Weekly The Niche reads: lab-grown embryos & thymus, more

Today’s The Niche recommended weekly reads post includes both primary papers and also a few media pieces. I’m especially interested in the first piece on making more complex embryo-like structures from ES cells.

This is a long way from just making embryoid bodies or EBs.

At the end of the post I discuss an article that highlighted what seems to be a super-pricey new fee-scheme for open access work and review at Nature Publishing.

es cells embryos matrigel the niche
ES cells make partial embryos using matrigel as the niche of a sort. “Embedding of mouse embryonic stem cell (mESC) aggregates in an extracellular matrix (ECM) enables generation of trunk-like structures (TLSs) with an in vivo–like architecture including gut, and neuromesodermal progenitor (NMP)–derived neural tube and somites. Comparative single-cell RNA sequencing revealed that TLS cell states and differentiation dynamics match those of the embryo. Chemical modulation and genetic manipulation highlight the utility of the TLS as a scalable, tractable, and accessible model for investigating mid-gestational embryogenesis. FN1, fibronectin.” Veenvliet, et al. Science 2020.

Artificial embryos, bioengineered thymus

Chromatin, histones including H1, integrative biology, more

The Niche selected media on science, stem cells and regenerative medicine

  • WaPo, Stem cell research finds a unique lab — the International Space Station. If humans are to go on long-haul space voyages our stem cells better fare well out there or we’ll be in deep trouble health-wise.
  • Discover, Is the Dawn of the Stem Cell Revolution Finally Here? Which revolution specifically? Can we find such headlines from 10 years ago?
  • Forbes, Prestige Journal Publisher, Nature, Slaps Scientists In The Face. The fees in this new OA program are so over the top and create barriers for scientists around the world who may not have such amounts to go toward just publishing fees.
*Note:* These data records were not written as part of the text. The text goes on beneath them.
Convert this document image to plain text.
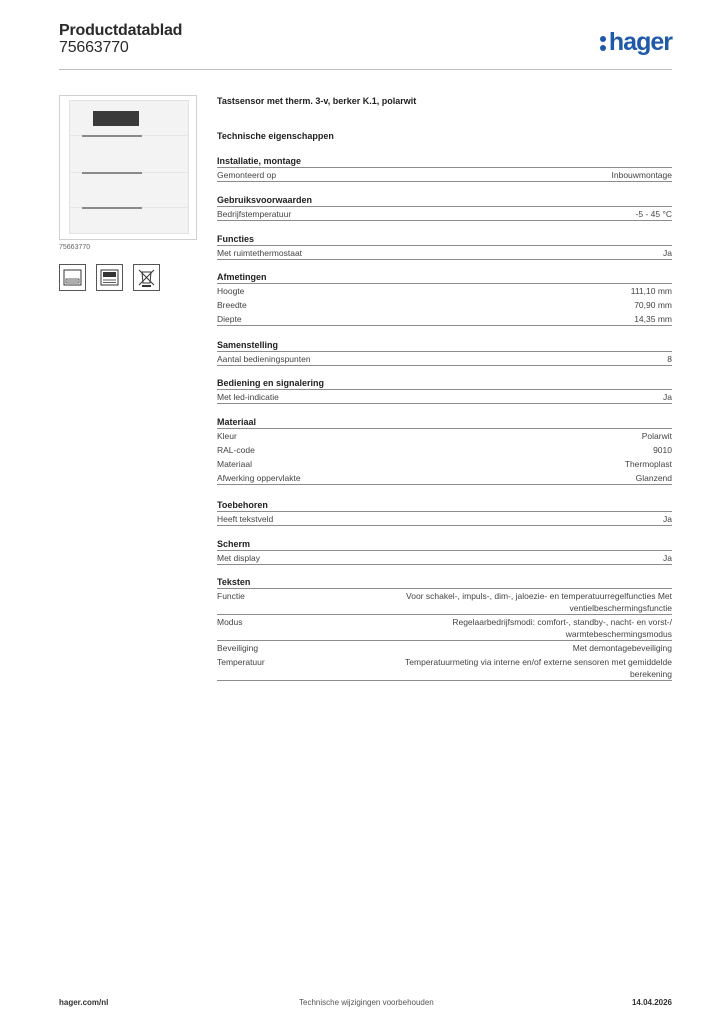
Productdatablad
75663770	hager
75663770
Tastsensor met therm. 3-v, berker K.1, polarwit
Technische eigenschappen
Installatie, montage
Gemonteerd op	Inbouwmontage
Gebruiksvoorwaarden
Bedrijfstemperatuur	-5 - 45 °C
Functies
Met ruimtethermostaat	Ja
Afmetingen
Hoogte	111,10 mm
Breedte	70,90 mm
Diepte	14,35 mm
Samenstelling
Aantal bedieningspunten	8
Bediening en signalering
Met led-indicatie	Ja
Materiaal
Kleur	Polarwit
RAL-code	9010
Materiaal	Thermoplast
Afwerking oppervlakte	Glanzend
Toebehoren
Heeft tekstveld	Ja
Scherm
Met display	Ja
Teksten
Functie	Voor schakel-, impuls-, dim-, jaloezie- en temperatuurregelfuncties Met ventielbeschermingsfunctie
Modus	Regelaarbedrijfsmodi: comfort-, standby-, nacht- en vorst-/ warmtebeschermingsmodus
Beveiliging	Met demontagebeveiliging
Temperatuur	Temperatuurmeting via interne en/of externe sensoren met gemiddelde berekening
hager.com/nl	Technische wijzigingen voorbehouden	14.04.2026
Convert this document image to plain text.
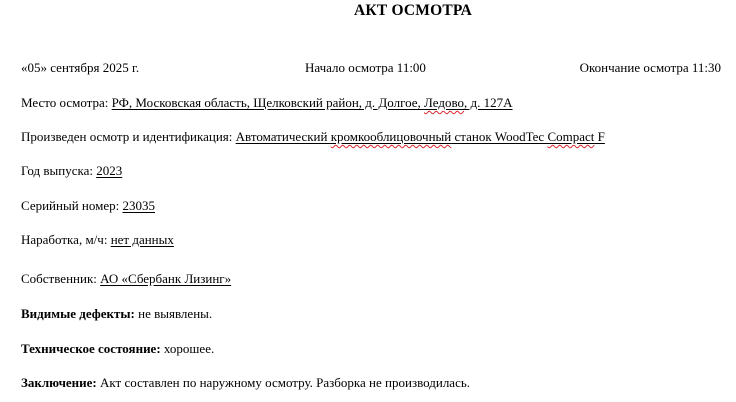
АКТ ОСМОТРА
«05» сентября 2025 г.	Начало осмотра 11:00	Окончание осмотра 11:30
Место осмотра: РФ, Московская область, Щелковский район, д. Долгое, Ледово, д. 127А
Произведен осмотр и идентификация: Автоматический кромкооблицовочный станок WoodTec Compact F
Год выпуска: 2023
Серийный номер: 23035
Наработка, м/ч: нет данных
Собственник: АО «Сбербанк Лизинг»
Видимые дефекты: не выявлены.
Техническое состояние: хорошее.
Заключение: Акт составлен по наружному осмотру. Разборка не производилась.
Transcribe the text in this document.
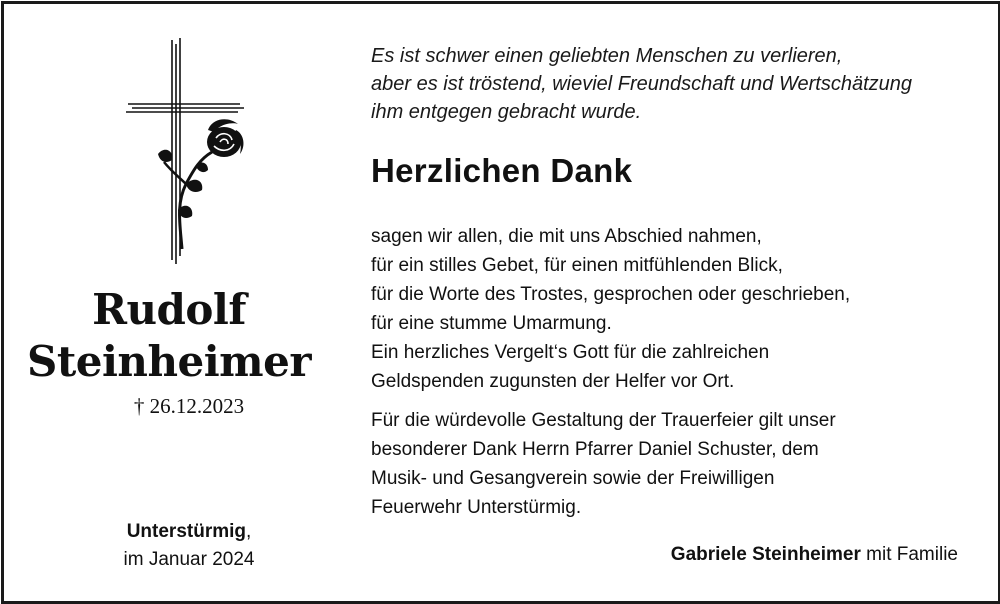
Rudolf
Steinheimer
† 26.12.2023
Unterstürmig,
im Januar 2024
Es ist schwer einen geliebten Menschen zu verlieren,
aber es ist tröstend, wieviel Freundschaft und Wertschätzung
ihm entgegen gebracht wurde.
Herzlichen Dank
sagen wir allen, die mit uns Abschied nahmen,
für ein stilles Gebet, für einen mitfühlenden Blick,
für die Worte des Trostes, gesprochen oder geschrieben,
für eine stumme Umarmung.
Ein herzliches Vergelt‘s Gott für die zahlreichen
Geldspenden zugunsten der Helfer vor Ort.
Für die würdevolle Gestaltung der Trauerfeier gilt unser
besonderer Dank Herrn Pfarrer Daniel Schuster, dem
Musik- und Gesangverein sowie der Freiwilligen
Feuerwehr Unterstürmig.
Gabriele Steinheimer mit Familie
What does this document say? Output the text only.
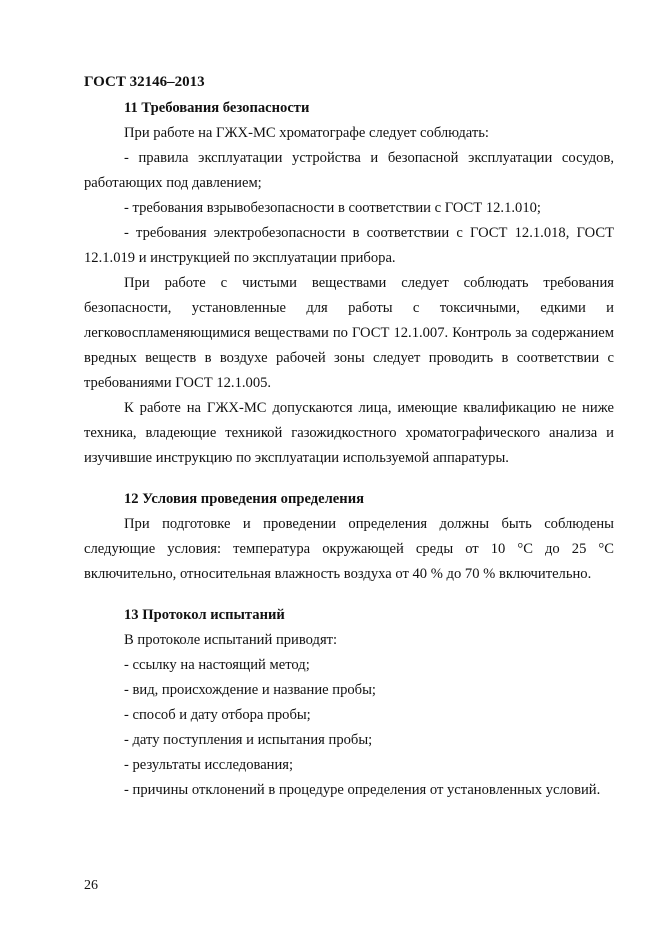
ГОСТ 32146–2013
11 Требования безопасности

При работе на ГЖХ-МС хроматографе следует соблюдать:

- правила эксплуатации устройства и безопасной эксплуатации сосудов, работающих под давлением;

- требования взрывобезопасности в соответствии с ГОСТ 12.1.010;

- требования электробезопасности в соответствии с ГОСТ 12.1.018, ГОСТ 12.1.019 и инструкцией по эксплуатации прибора.

При работе с чистыми веществами следует соблюдать требования безопасности, установленные для работы с токсичными, едкими и легковоспламеняющимися веществами по ГОСТ 12.1.007. Контроль за содержанием вредных веществ в воздухе рабочей зоны следует проводить в соответствии с требованиями ГОСТ 12.1.005.

К работе на ГЖХ-МС допускаются лица, имеющие квалификацию не ниже техника, владеющие техникой газожидкостного хроматографического анализа и изучившие инструкцию по эксплуатации используемой аппаратуры.

12 Условия проведения определения

При подготовке и проведении определения должны быть соблюдены следующие условия: температура окружающей среды от 10 °С до 25 °С включительно, относительная влажность воздуха от 40 % до 70 % включительно.

13 Протокол испытаний

В протоколе испытаний приводят:

- ссылку на настоящий метод;

- вид, происхождение и название пробы;

- способ и дату отбора пробы;

- дату поступления и испытания пробы;

- результаты исследования;

- причины отклонений в процедуре определения от установленных условий.

26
For example, you can now pay over $10,000. From the Forbes piece by Steven Salzberg: “publishers of Nature announced that they will charge authors €9,500 ($11,500) to publish a paper as open access, meaning readers can get the paper without a subscription. They called this, without a trace of irony, their “gold open access option.” Arguably more nutso is the new option to pay $2,600 just for a preliminary review of your paper with, of course, no guarantee that your manuscript will get published. Yes, it didn’t escape me that I often, including in today’s recommended reads, link to Nature family journal publications despite disagreeing with some of their policies like the new fees. We can’t just ignore the good science, right? Some like Salzberg have suggested decline requests to review Nature family papers until they drop their new policies with the wildly high fees.